O desenrolar de uma trajetória de sucesso

Aos 19 anos (1999), foi eleita a melhor modelo do mundo e, a partir de então, sua vida virou de ponta-cabeça. Sua casa era o avião. Como viajava muito e acabava ficando longe da família, comprou uma cachorrinha para acompanhá-la e a chamou de Vida. Foi uma grande companheira da Gi, pois, de certa forma, trazia um pouco de aconchego nos momentos de solidão. Gisele também tatuou uma estrela no pulso. Dizia que era a sua estrela-guia.

Gisele tinha algo diferente. Ela não tinha aquele tipo de beleza perfeita, angelical. Tinha traços marcantes e uma personalidade forte, além de empatia, simpatia, cordialidade. Ela sempre tratou a todos de forma igual, valorizando o trabalho de cada um no estúdio e foi muito interessada em aprender. Hoje, inclusive, dizem que ela fotografa bem porque entende de tudo um pouco, sabe sobre luz, melhores ângulos e como entregar o que o cliente quer. Outro ponto sobre o qual costumo ouvir relatos é em relação ao seu profissionalismo e comprometimento. Desde o início, Gisele encarou a carreira de modelo como profissão e procurava dar o seu melhor. Em um meio em que se lida com muitos “egos”, ela soube ter jogo de cintura e não levar as coisas para o lado pessoal.

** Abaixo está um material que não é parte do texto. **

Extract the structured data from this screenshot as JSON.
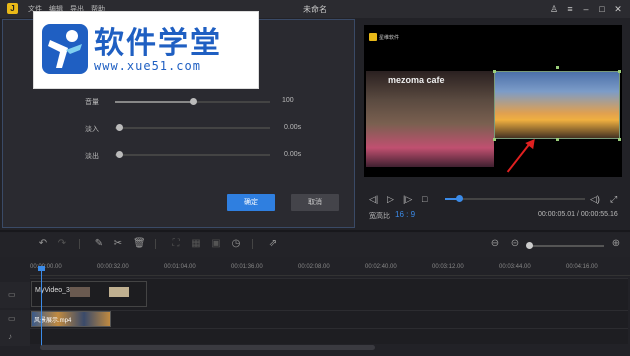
{
  "app": {
    "logo_letter": "J",
    "title": "未命名",
    "menus": [
      "文件",
      "编辑",
      "导出",
      "帮助"
    ]
  },
  "window_controls": {
    "user": "♙",
    "menu": "≡",
    "minimize": "–",
    "maximize": "□",
    "close": "✕"
  },
  "watermark": {
    "title": "软件学堂",
    "url": "www.xue51.com"
  },
  "settings": {
    "rows": [
      {
        "label": "音量",
        "value": "100",
        "level": 0.5
      },
      {
        "label": "淡入",
        "value": "0.00s",
        "level": 0
      },
      {
        "label": "淡出",
        "value": "0.00s",
        "level": 0
      }
    ],
    "confirm_label": "确定",
    "cancel_label": "取消"
  },
  "preview": {
    "logo_text": "星维软件",
    "sign_text": "mezoma cafe",
    "aspect_label": "宽高比",
    "aspect_value": "16 : 9",
    "time": "00:00:05.01 / 00:00:55.16",
    "progress": 0.1
  },
  "ruler": {
    "labels": [
      "00:00:00.00",
      "00:00:32.00",
      "00:01:04.00",
      "00:01:36.00",
      "00:02:08.00",
      "00:02:40.00",
      "00:03:12.00",
      "00:03:44.00",
      "00:04:16.00"
    ]
  },
  "tracks": {
    "video_clip_name": "MyVideo_3.mp4",
    "image_clip_name": "风景展示.mp4"
  },
  "colors": {
    "accent": "#2f7fe0",
    "progress": "#3b8be8",
    "annotation": "#e02020"
  }
}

Vieram os tempos áureos, eram conquistas atrás de conquistas. Naquela época, uma modelo era fashion ou comercial, porém Gisele acabou com esse padrão. Ela conseguia ser cool, superfashion e fazer trabalhos comerciais ao mesmo tempo. Era considerada uma camaleoa pela capacidade de transformação. Podia estar linda e glamourosa em um trabalho, parecendo moleca ou mais masculinizada em outro. Algumas vezes, fotografava sem nem usar maquiagem e, ainda assim, impressionava. Definitivamente, ela tem uma luz especial.

Nossa família acompanhava tudo de perto. Demorou um pouco para compreendermos a magnitude que a Gisele havia alcançado e também para entendermos como esse mundo funcionava, lidar com imprensa, fãs… Era tudo muito diferente. Em uma oportunidade em que Gisele estava no Brasil, fomos ao shopping, aparentemente algo corriqueiro, mas uma multidão se aglomerou em frente à loja em que estávamos e tivemos que solicitar ajuda dos seguranças para sair do shopping… Foi aí que “caiu a ficha”. Tivemos um pouco de dificuldade para lidar com a situação no início, afinal crescemos naquele clima de interior em que todo mundo se conhece e as portas de casa estão sempre abertas para receber as pessoas. Aprendemos na marra que precisaríamos nos proteger do assédio e que nem tudo são flores e glamour neste meio. Mas sempre tivemos uns aos outros para nos apoiarmos.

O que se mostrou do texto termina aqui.